Dear Ms. Nemec Foster:
As I clean and clear my office for someone new
to occupy, I think how the years have gotten away
from me. I think how long it has taken me to write
this letter, even though I suspect “word-of-mouth”
may have reached you about my attempt to change your grade.
The results of my attempt could not be facilitated.
All the past college records have been transferred to plastic.
It would require an earthquake to summon up those files
and then with some type of white-out to erase the file
and then insert a new grade. Suffice it to say, it was impossible.
So for your endurance and for your perseverance and for your
continuing service to poetry, I admit I judged you too harshly.
You have gone on to produce fine work; that is what many students
fail to do because of the odds before them.

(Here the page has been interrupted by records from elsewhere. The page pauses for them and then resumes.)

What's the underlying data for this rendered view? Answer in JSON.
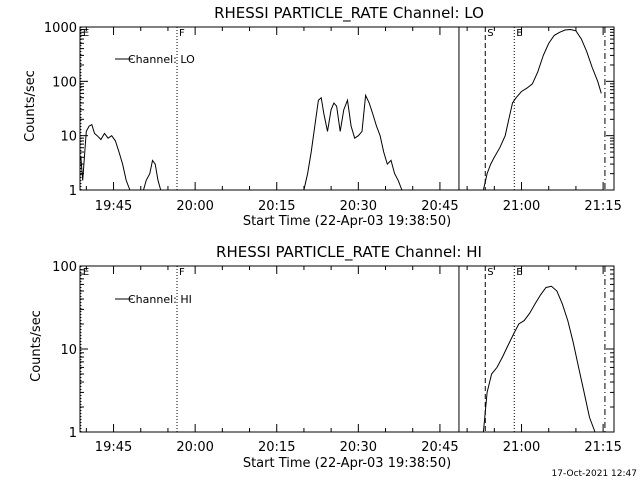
{
  "footer": {
    "timestamp": "17-Oct-2021 12:47"
  },
  "chart_data": [
    {
      "type": "line",
      "title": "RHESSI PARTICLE_RATE Channel: LO",
      "xlabel": "Start Time (22-Apr-03 19:38:50)",
      "ylabel": "Counts/sec",
      "yscale": "log",
      "ylim": [
        1,
        1000
      ],
      "xlim": [
        "19:38:50",
        "21:17:00"
      ],
      "ytick_labels": [
        "1",
        "10",
        "100",
        "1000"
      ],
      "xtick_labels": [
        "19:45",
        "20:00",
        "20:15",
        "20:30",
        "20:45",
        "21:00",
        "21:15"
      ],
      "legend": "Channel: LO",
      "markers": [
        {
          "label": "E",
          "time": "19:39:00",
          "style": "dotted"
        },
        {
          "label": "F",
          "time": "19:56:40",
          "style": "dotted"
        },
        {
          "label": "",
          "time": "20:48:30",
          "style": "solid"
        },
        {
          "label": "S",
          "time": "20:53:20",
          "style": "dashed"
        },
        {
          "label": "E",
          "time": "20:58:40",
          "style": "dotted"
        },
        {
          "label": "",
          "time": "21:15:20",
          "style": "dashdot"
        }
      ],
      "series": [
        {
          "name": "Channel: LO",
          "segments": [
            {
              "x": [
                "19:39:00",
                "19:39:20",
                "19:40:00",
                "19:40:30",
                "19:41:00",
                "19:41:30",
                "19:42:00",
                "19:42:40",
                "19:43:20",
                "19:44:00",
                "19:44:40",
                "19:45:20",
                "19:46:00",
                "19:46:40",
                "19:47:20",
                "19:48:00"
              ],
              "y": [
                4,
                1.5,
                12,
                15,
                16,
                11,
                10,
                8.5,
                11,
                9,
                10,
                8,
                5,
                3,
                1.5,
                1
              ]
            },
            {
              "x": [
                "19:50:30",
                "19:51:00",
                "19:51:40",
                "19:52:10",
                "19:52:40",
                "19:53:10",
                "19:53:40"
              ],
              "y": [
                1,
                1.5,
                2,
                3.5,
                3,
                1.5,
                1
              ]
            },
            {
              "x": [
                "20:20:00",
                "20:20:40",
                "20:21:20",
                "20:22:00",
                "20:22:40",
                "20:23:10",
                "20:23:40",
                "20:24:20",
                "20:25:00",
                "20:25:30",
                "20:26:00",
                "20:26:40",
                "20:27:20",
                "20:28:00",
                "20:28:40",
                "20:29:20",
                "20:30:00",
                "20:30:40",
                "20:31:20",
                "20:32:00",
                "20:32:40",
                "20:33:20",
                "20:34:00",
                "20:34:40",
                "20:35:20",
                "20:36:00",
                "20:36:40",
                "20:37:20",
                "20:38:00"
              ],
              "y": [
                1,
                2,
                5,
                15,
                45,
                50,
                25,
                12,
                30,
                40,
                35,
                12,
                30,
                45,
                15,
                9,
                10,
                12,
                55,
                40,
                25,
                15,
                10,
                5,
                3,
                3.5,
                2,
                1.5,
                1
              ]
            },
            {
              "x": [
                "20:53:00",
                "20:53:40",
                "20:54:20",
                "20:55:00",
                "20:56:00",
                "20:57:00",
                "20:57:40",
                "20:58:20",
                "20:59:00",
                "21:00:00",
                "21:01:00",
                "21:02:00",
                "21:03:00",
                "21:04:00",
                "21:05:00",
                "21:06:00",
                "21:07:00",
                "21:08:00",
                "21:09:00",
                "21:10:00",
                "21:11:00",
                "21:12:00",
                "21:13:00",
                "21:14:00",
                "21:14:40"
              ],
              "y": [
                1,
                2,
                3,
                4,
                6,
                10,
                20,
                40,
                50,
                65,
                75,
                90,
                150,
                300,
                500,
                700,
                800,
                880,
                900,
                850,
                600,
                350,
                180,
                100,
                60
              ]
            }
          ]
        }
      ]
    },
    {
      "type": "line",
      "title": "RHESSI PARTICLE_RATE Channel: HI",
      "xlabel": "Start Time (22-Apr-03 19:38:50)",
      "ylabel": "Counts/sec",
      "yscale": "log",
      "ylim": [
        1,
        100
      ],
      "xlim": [
        "19:38:50",
        "21:17:00"
      ],
      "ytick_labels": [
        "1",
        "10",
        "100"
      ],
      "xtick_labels": [
        "19:45",
        "20:00",
        "20:15",
        "20:30",
        "20:45",
        "21:00",
        "21:15"
      ],
      "legend": "Channel: HI",
      "markers": [
        {
          "label": "E",
          "time": "19:39:00",
          "style": "dotted"
        },
        {
          "label": "F",
          "time": "19:56:40",
          "style": "dotted"
        },
        {
          "label": "",
          "time": "20:48:30",
          "style": "solid"
        },
        {
          "label": "S",
          "time": "20:53:20",
          "style": "dashed"
        },
        {
          "label": "E",
          "time": "20:58:40",
          "style": "dotted"
        },
        {
          "label": "",
          "time": "21:15:20",
          "style": "dashdot"
        }
      ],
      "series": [
        {
          "name": "Channel: HI",
          "segments": [
            {
              "x": [
                "20:53:00",
                "20:53:40",
                "20:54:30",
                "20:55:30",
                "20:56:30",
                "20:57:30",
                "20:58:30",
                "20:59:30",
                "21:00:30",
                "21:01:30",
                "21:02:30",
                "21:03:30",
                "21:04:30",
                "21:05:30",
                "21:06:30",
                "21:07:30",
                "21:08:30",
                "21:09:30",
                "21:10:30",
                "21:11:30",
                "21:12:30",
                "21:13:30"
              ],
              "y": [
                1,
                3,
                5,
                6,
                8,
                11,
                15,
                20,
                22,
                27,
                35,
                45,
                55,
                57,
                50,
                35,
                22,
                12,
                6,
                3,
                1.5,
                1
              ]
            }
          ]
        }
      ]
    }
  ]
}
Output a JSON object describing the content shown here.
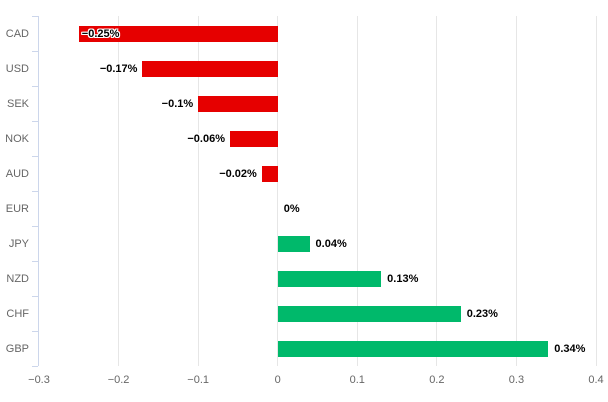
{
  "chart_data": {
    "type": "bar",
    "orientation": "horizontal",
    "title": "",
    "xlabel": "",
    "ylabel": "",
    "categories": [
      "CAD",
      "USD",
      "SEK",
      "NOK",
      "AUD",
      "EUR",
      "JPY",
      "NZD",
      "CHF",
      "GBP"
    ],
    "values": [
      -0.25,
      -0.17,
      -0.1,
      -0.06,
      -0.02,
      0,
      0.04,
      0.13,
      0.23,
      0.34
    ],
    "data_labels": [
      "−0.25%",
      "−0.17%",
      "−0.1%",
      "−0.06%",
      "−0.02%",
      "0%",
      "0.04%",
      "0.13%",
      "0.23%",
      "0.34%"
    ],
    "xlim": [
      -0.3,
      0.4
    ],
    "x_ticks": [
      -0.3,
      -0.2,
      -0.1,
      0,
      0.1,
      0.2,
      0.3,
      0.4
    ],
    "x_tick_labels": [
      "−0.3",
      "−0.2",
      "−0.1",
      "0",
      "0.1",
      "0.2",
      "0.3",
      "0.4"
    ],
    "grid": true,
    "legend": false,
    "colors": {
      "negative_bar": "#e60000",
      "positive_bar": "#00b96b",
      "gridline": "#e6e6e6",
      "axis_line": "#ccd6eb",
      "tick_label": "#666666",
      "data_label": "#000000",
      "background": "#ffffff"
    }
  }
}
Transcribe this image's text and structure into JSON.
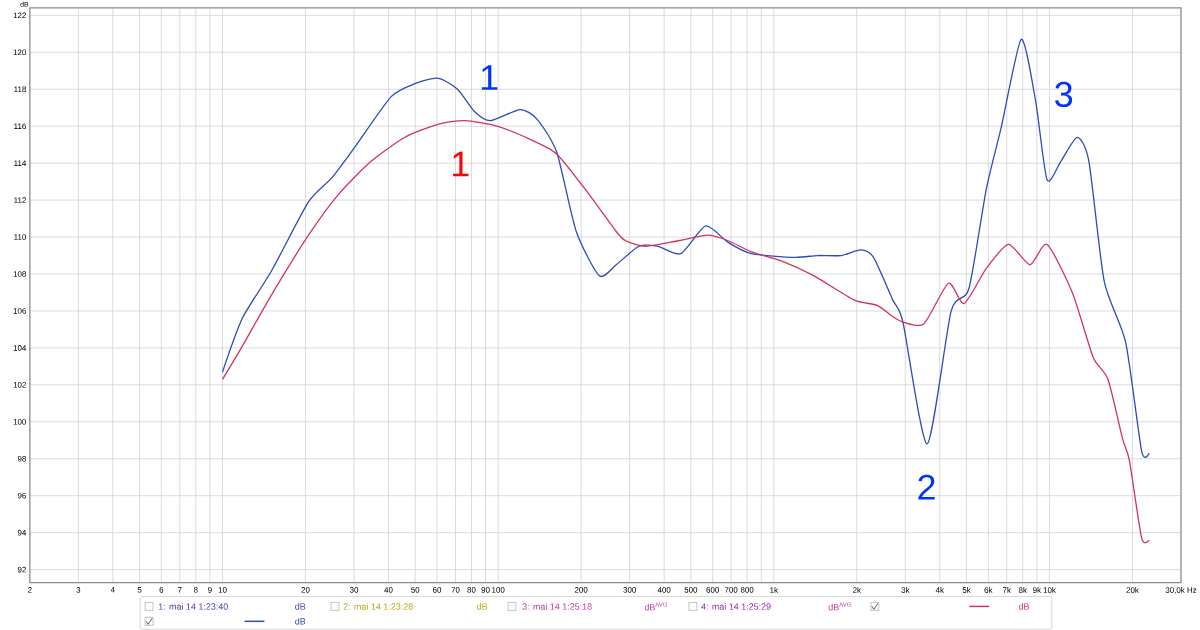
{
  "chart_data": {
    "type": "line",
    "ylabel": "dB",
    "xlim": [
      2,
      30000
    ],
    "ylim": [
      91.3,
      122.4
    ],
    "log": "x",
    "grid": true,
    "xticks": [
      2,
      3,
      4,
      5,
      6,
      7,
      8,
      9,
      10,
      20,
      30,
      40,
      50,
      60,
      70,
      80,
      90,
      100,
      200,
      300,
      400,
      500,
      600,
      700,
      800,
      {
        "value": 900,
        "label": null
      },
      {
        "value": 1000,
        "label": "1k"
      },
      {
        "value": 2000,
        "label": "2k"
      },
      {
        "value": 3000,
        "label": "3k"
      },
      {
        "value": 4000,
        "label": "4k"
      },
      {
        "value": 5000,
        "label": "5k"
      },
      {
        "value": 6000,
        "label": "6k"
      },
      {
        "value": 7000,
        "label": "7k"
      },
      {
        "value": 8000,
        "label": "8k"
      },
      {
        "value": 9000,
        "label": "9k"
      },
      {
        "value": 10000,
        "label": "10k"
      },
      {
        "value": 20000,
        "label": "20k"
      },
      {
        "value": 30000,
        "label": "30,0k Hz"
      }
    ],
    "yticks": [
      92,
      94,
      96,
      98,
      100,
      102,
      104,
      106,
      108,
      110,
      112,
      114,
      116,
      118,
      120,
      122
    ],
    "series": [
      {
        "color": "#2a4cbc",
        "x": [
          10,
          11.8,
          15.1,
          20.5,
          24.9,
          30.3,
          40.9,
          49.9,
          60.4,
          71.2,
          82,
          93.8,
          120,
          138,
          163,
          192,
          233,
          268,
          324,
          380,
          460,
          566,
          684,
          830,
          1190,
          1440,
          1750,
          2070,
          2300,
          2700,
          2940,
          3600,
          4400,
          5100,
          5900,
          6700,
          7900,
          8900,
          9800,
          11000,
          12600,
          13900,
          15800,
          18900,
          21600,
          23000
        ],
        "values": [
          102.7,
          105.6,
          108.2,
          111.9,
          113.2,
          114.9,
          117.6,
          118.3,
          118.6,
          118.0,
          116.8,
          116.3,
          116.9,
          116.4,
          114.6,
          110.3,
          107.9,
          108.5,
          109.5,
          109.5,
          109.1,
          110.6,
          109.7,
          109.1,
          108.9,
          109.0,
          109.0,
          109.3,
          108.9,
          106.6,
          105.4,
          98.8,
          106.0,
          107.2,
          112.6,
          116.0,
          120.7,
          117.4,
          113.1,
          114.1,
          115.4,
          114.1,
          107.6,
          104.3,
          98.4,
          98.3
        ]
      },
      {
        "color": "#d1345b",
        "x": [
          10,
          11.8,
          15.1,
          20.5,
          26.3,
          34.6,
          45.9,
          60.4,
          75.5,
          99,
          130,
          163,
          214,
          268,
          290,
          343,
          450,
          577,
          684,
          830,
          1070,
          1400,
          1950,
          2370,
          2700,
          2940,
          3500,
          4300,
          4900,
          5900,
          7100,
          8500,
          9800,
          12100,
          14400,
          16300,
          18400,
          19500,
          21600,
          23000
        ],
        "values": [
          102.3,
          104.1,
          106.9,
          110.1,
          112.3,
          114.1,
          115.4,
          116.1,
          116.3,
          116.0,
          115.3,
          114.5,
          112.3,
          110.3,
          109.8,
          109.5,
          109.8,
          110.1,
          109.8,
          109.2,
          108.7,
          107.9,
          106.6,
          106.3,
          105.7,
          105.4,
          105.3,
          107.5,
          106.4,
          108.3,
          109.6,
          108.5,
          109.6,
          107.0,
          103.5,
          102.3,
          99.1,
          97.9,
          93.7,
          93.6
        ]
      }
    ],
    "annotations": [
      "1",
      "1",
      "2",
      "3",
      "1: mai 14 1:23:40",
      "dB",
      "2: mai 14 1:23:28",
      "dB",
      "3: mai 14 1:25:18",
      "dB$^{AVG}$",
      "4: mai 14 1:25:29",
      "dB$^{AVG}$",
      "dB",
      "dB"
    ]
  }
}
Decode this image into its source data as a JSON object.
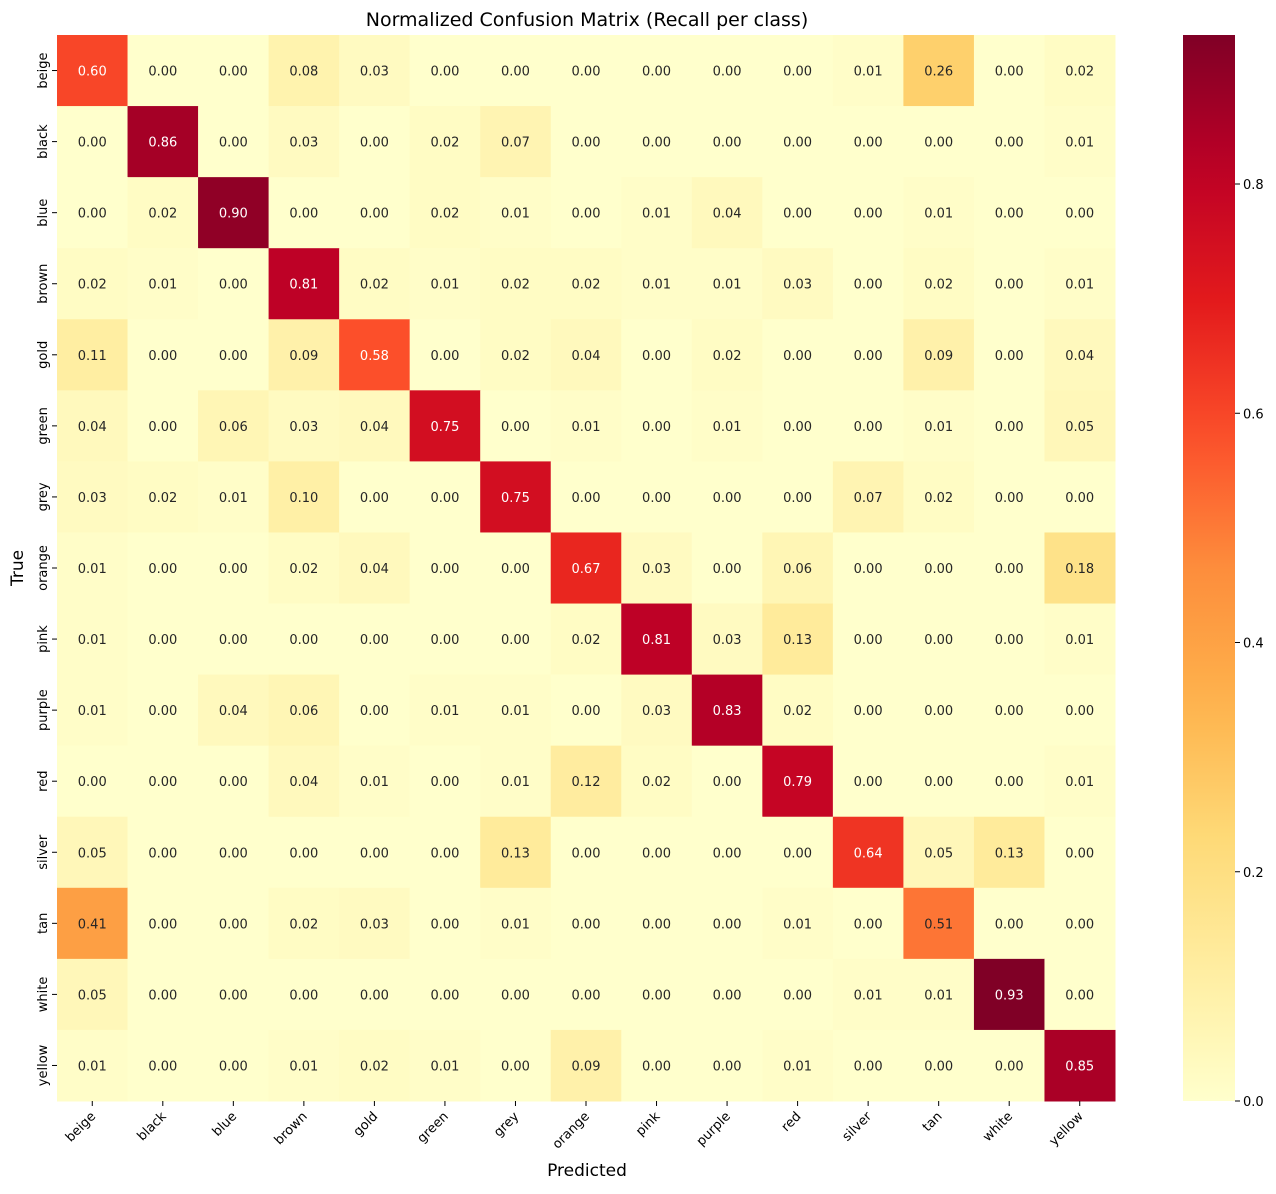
{
  "chart_data": {
    "type": "heatmap",
    "title": "Normalized Confusion Matrix (Recall per class)",
    "xlabel": "Predicted",
    "ylabel": "True",
    "x_categories": [
      "beige",
      "black",
      "blue",
      "brown",
      "gold",
      "green",
      "grey",
      "orange",
      "pink",
      "purple",
      "red",
      "silver",
      "tan",
      "white",
      "yellow"
    ],
    "y_categories": [
      "beige",
      "black",
      "blue",
      "brown",
      "gold",
      "green",
      "grey",
      "orange",
      "pink",
      "purple",
      "red",
      "silver",
      "tan",
      "white",
      "yellow"
    ],
    "values": [
      [
        0.6,
        0.0,
        0.0,
        0.08,
        0.03,
        0.0,
        0.0,
        0.0,
        0.0,
        0.0,
        0.0,
        0.01,
        0.26,
        0.0,
        0.02
      ],
      [
        0.0,
        0.86,
        0.0,
        0.03,
        0.0,
        0.02,
        0.07,
        0.0,
        0.0,
        0.0,
        0.0,
        0.0,
        0.0,
        0.0,
        0.01
      ],
      [
        0.0,
        0.02,
        0.9,
        0.0,
        0.0,
        0.02,
        0.01,
        0.0,
        0.01,
        0.04,
        0.0,
        0.0,
        0.01,
        0.0,
        0.0
      ],
      [
        0.02,
        0.01,
        0.0,
        0.81,
        0.02,
        0.01,
        0.02,
        0.02,
        0.01,
        0.01,
        0.03,
        0.0,
        0.02,
        0.0,
        0.01
      ],
      [
        0.11,
        0.0,
        0.0,
        0.09,
        0.58,
        0.0,
        0.02,
        0.04,
        0.0,
        0.02,
        0.0,
        0.0,
        0.09,
        0.0,
        0.04
      ],
      [
        0.04,
        0.0,
        0.06,
        0.03,
        0.04,
        0.75,
        0.0,
        0.01,
        0.0,
        0.01,
        0.0,
        0.0,
        0.01,
        0.0,
        0.05
      ],
      [
        0.03,
        0.02,
        0.01,
        0.1,
        0.0,
        0.0,
        0.75,
        0.0,
        0.0,
        0.0,
        0.0,
        0.07,
        0.02,
        0.0,
        0.0
      ],
      [
        0.01,
        0.0,
        0.0,
        0.02,
        0.04,
        0.0,
        0.0,
        0.67,
        0.03,
        0.0,
        0.06,
        0.0,
        0.0,
        0.0,
        0.18
      ],
      [
        0.01,
        0.0,
        0.0,
        0.0,
        0.0,
        0.0,
        0.0,
        0.02,
        0.81,
        0.03,
        0.13,
        0.0,
        0.0,
        0.0,
        0.01
      ],
      [
        0.01,
        0.0,
        0.04,
        0.06,
        0.0,
        0.01,
        0.01,
        0.0,
        0.03,
        0.83,
        0.02,
        0.0,
        0.0,
        0.0,
        0.0
      ],
      [
        0.0,
        0.0,
        0.0,
        0.04,
        0.01,
        0.0,
        0.01,
        0.12,
        0.02,
        0.0,
        0.79,
        0.0,
        0.0,
        0.0,
        0.01
      ],
      [
        0.05,
        0.0,
        0.0,
        0.0,
        0.0,
        0.0,
        0.13,
        0.0,
        0.0,
        0.0,
        0.0,
        0.64,
        0.05,
        0.13,
        0.0
      ],
      [
        0.41,
        0.0,
        0.0,
        0.02,
        0.03,
        0.0,
        0.01,
        0.0,
        0.0,
        0.0,
        0.01,
        0.0,
        0.51,
        0.0,
        0.0
      ],
      [
        0.05,
        0.0,
        0.0,
        0.0,
        0.0,
        0.0,
        0.0,
        0.0,
        0.0,
        0.0,
        0.0,
        0.01,
        0.01,
        0.93,
        0.0
      ],
      [
        0.01,
        0.0,
        0.0,
        0.01,
        0.02,
        0.01,
        0.0,
        0.09,
        0.0,
        0.0,
        0.01,
        0.0,
        0.0,
        0.0,
        0.85
      ]
    ],
    "colormap": "YlOrRd",
    "colorbar": {
      "range": [
        0.0,
        0.93
      ],
      "ticks": [
        0.0,
        0.2,
        0.4,
        0.6,
        0.8
      ],
      "tick_labels": [
        "0.0",
        "0.2",
        "0.4",
        "0.6",
        "0.8"
      ]
    },
    "grid": false,
    "legend": "colorbar-right"
  }
}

The trick is not
to give up on one’s imagination; the trick is not to abandon
one’s sense of vision and inspiration. John Ciardi, my teacher
and mentor, used to say a poem came from 10% inspiration
and 90% perspiration. Technique and sense is what we do
with the ten percent which comes out of nowhere. So, for all
my errors, I offer you this letter with a Superior A inside.
I also have to wonder what happened to those early poems?
And what grade would you assign to them presently? Save this
letter and sell it to the highest bidder, saying that judgments
are almost always subjective. We judge what we understand,
to paraphrase Marianne Moore’s famous dictum in “Poetry.”
I wish you continued success as you continue to make poetry
a vital force in your life, a vital force in your community.
It is a first-rate gift. And always remember: the act of making
a poem is to touch many vicariously that we may never meet.
Again my sincere apologies, Herbert Woodward Martin.